Ненависть была свойственна не только Шевченко, его друзья Костомаров и Кулиш не менее его грешили, особенно на раннем этапе своего творчества. Если не стоит удивляться речи Шевченко, то знаменитый историк Костомаров потрясает, когда пишет о Екатерине II: «А нимка цариця Катерина, курва всесвитная, безбожниця, убийниця мужа своего, востанне доканала казацтво и волю, бо одибравши тих, котри були в Украини старшими, надилила их панством и землями, понадавала им вильну братию в ярмо и поробила одних панами, а других невольниками». Если ученый позволяет такие речи, то почему бы поэту не выразиться?

Ляхи були - усе взяли,
Кровь повыпивали,
А москали и свит Божий
В путо закували.

Обратим внимание, что поляки, которые фактически уничтожали Православную Русь, для Шевченко терпимее, чем русские люди, те самые люди, спасшие Малую Русь от физического уничтожения. Он не помнил об этом, он воспитывался на «Истории Русов», этой фальшивки, вышедшей из под пера неизвестного писателя, но приписываемой Епископу Георгию Конисскому. То, что «История Русов» станет его настольной книгой, видно из произведения Шевченко «Близнецы», кстати, написанной по-русски. В этой книге рассказывается о некоем помещике Сокире.

«Я сам, будучи его хорошим приятелем, часто гостил у него по нескольку дней и кроме летописи Конисского, не видал даже бердичевского календаря в доме. Видел только дубовый шкаф в комнате и больше ничего. Летопись же Конисского, в роскошном переплете, постоянно лежала на столе и всегда заставал я ее раскрытою. Никифор Федорович несколько раз прочитывал ее, но до самого конца ни разу. Все, все мерзости, все бесчеловечья польские, шведскую войну, Биронова брата, который у стародубских матерей отнимал детей грудных и давал им щенят кормить грудью для свой псарни - и это прочитывал, но как дойдет до голштинского полковника Крыжановского, плюнет, закроет книгу и еще раз плюнет».

«Переживания героя этого отрывка были, несомненно, переживаниями самого Шевченко. "История Русов" с ее собранием "мерзостей" трансформировала его мужицкую ненависть в ненависть национальную или, по крайней мере, тесно их переплела между собой. Кроме "Истории Русов", сделавшейся его настольной книгой, поэт познакомился и со средой, из которой вышло это евангелие национализма. Приехав, в середине 40-х годов, в Киев, он не столько вращался там в университетских кругах среди будущих членов Кирилло-Мефодиевского Братства, сколько гостил у хлебосольных помещиков Черниговщины и Полтавщины, где его имя было известно и пользовалось популярностью, особенно среди дам. Некоторые из них сами пописывали в "Отечественных Записках"» (Н. Ульянов).
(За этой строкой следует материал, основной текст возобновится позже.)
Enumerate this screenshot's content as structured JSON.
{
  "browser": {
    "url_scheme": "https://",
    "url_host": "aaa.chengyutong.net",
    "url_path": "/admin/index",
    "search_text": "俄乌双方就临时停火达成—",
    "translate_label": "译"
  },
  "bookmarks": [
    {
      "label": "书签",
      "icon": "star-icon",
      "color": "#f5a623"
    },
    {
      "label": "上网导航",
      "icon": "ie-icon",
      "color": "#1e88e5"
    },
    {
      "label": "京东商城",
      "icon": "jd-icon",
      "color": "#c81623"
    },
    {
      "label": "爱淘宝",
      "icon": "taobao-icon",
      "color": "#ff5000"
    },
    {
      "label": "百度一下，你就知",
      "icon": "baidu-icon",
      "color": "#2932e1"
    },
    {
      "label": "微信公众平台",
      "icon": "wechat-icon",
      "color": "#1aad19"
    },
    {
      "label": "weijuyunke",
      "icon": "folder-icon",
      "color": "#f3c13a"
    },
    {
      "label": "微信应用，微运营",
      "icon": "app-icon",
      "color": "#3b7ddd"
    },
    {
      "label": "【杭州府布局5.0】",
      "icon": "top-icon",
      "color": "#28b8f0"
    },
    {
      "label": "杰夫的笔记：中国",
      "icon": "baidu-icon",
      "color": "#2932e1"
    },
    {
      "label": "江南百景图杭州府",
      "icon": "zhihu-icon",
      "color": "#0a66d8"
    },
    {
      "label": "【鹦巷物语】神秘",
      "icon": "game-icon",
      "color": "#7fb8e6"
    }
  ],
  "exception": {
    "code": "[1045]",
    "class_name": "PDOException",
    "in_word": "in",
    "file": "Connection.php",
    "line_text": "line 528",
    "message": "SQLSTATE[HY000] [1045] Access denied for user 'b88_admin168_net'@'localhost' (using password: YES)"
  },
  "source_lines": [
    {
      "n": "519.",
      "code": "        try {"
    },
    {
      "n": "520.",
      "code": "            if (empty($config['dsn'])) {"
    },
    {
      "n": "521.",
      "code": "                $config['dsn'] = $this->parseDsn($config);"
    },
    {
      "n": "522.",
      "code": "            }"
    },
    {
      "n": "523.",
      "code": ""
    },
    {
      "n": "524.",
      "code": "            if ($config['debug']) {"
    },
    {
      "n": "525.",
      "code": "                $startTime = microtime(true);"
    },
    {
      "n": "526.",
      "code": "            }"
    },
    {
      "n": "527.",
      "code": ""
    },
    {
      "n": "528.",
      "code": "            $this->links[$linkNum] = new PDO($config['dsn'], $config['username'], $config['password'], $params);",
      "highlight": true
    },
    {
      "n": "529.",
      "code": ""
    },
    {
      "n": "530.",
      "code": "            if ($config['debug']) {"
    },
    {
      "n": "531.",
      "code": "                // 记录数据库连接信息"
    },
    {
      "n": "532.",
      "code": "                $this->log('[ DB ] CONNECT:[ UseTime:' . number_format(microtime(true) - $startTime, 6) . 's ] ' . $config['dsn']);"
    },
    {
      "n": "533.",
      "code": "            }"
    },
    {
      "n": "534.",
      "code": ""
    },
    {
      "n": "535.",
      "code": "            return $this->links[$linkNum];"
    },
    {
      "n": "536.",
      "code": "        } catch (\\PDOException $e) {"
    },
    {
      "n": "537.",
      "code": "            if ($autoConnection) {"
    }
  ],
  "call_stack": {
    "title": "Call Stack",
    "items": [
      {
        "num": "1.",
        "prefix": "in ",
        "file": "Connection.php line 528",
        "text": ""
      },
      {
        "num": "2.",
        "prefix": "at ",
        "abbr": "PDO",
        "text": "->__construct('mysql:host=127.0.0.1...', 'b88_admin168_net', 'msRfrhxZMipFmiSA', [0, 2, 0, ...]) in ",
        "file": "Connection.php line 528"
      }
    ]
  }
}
Итак, национальным поэтом Украины Шевченко стал за свою приверженность к староказачьему укладу и вследствие ненависти России. Сказать, что он создатель особого украинского языка и поэзии выглядит преувеличением. Белинский, сразу же по выходе в свет «Кобзаря», отметил фальшь его народности: «Если господа Кобзари думают своими поэмами принести пользу низшему классу своих соотчичей, то в этом они очень ошибаются; их поэмы, несмотря на обилие самых вульгарных и площадных слов и выражений, лишены простоты вымысла и рассказа, наполнены вычурами и замашками, свойственными всем плохим пиитам, часто нисколько не народны, хотя и подкрепляются ссылками на историю, песни и предания, следовательно, по всем этим признакам – они непонятны простому народу и не имеют в себе ничего с ним симпатизирующего». Можно подписаться под каждым словом великого критика.
Кто-то упрекнет Белинского в великодержавном шовинизме, но украинофил Драгоманов писал, что «Кобзарь» «не может стать книгою ни вполне народною, ни такой, которая бы вполне служила проповеди "новой правды" среди народа».
Совершенно очевидно, что народ остался глух к поэзии Шевченко, которого со времен революции 1917 года просто навязывают на территории Украины (заявляю официально: еще не видел в природе такого отчуждения к национальному поэту, какое наблюдал, что в украинских, что русских классах Народной Освиты Украины).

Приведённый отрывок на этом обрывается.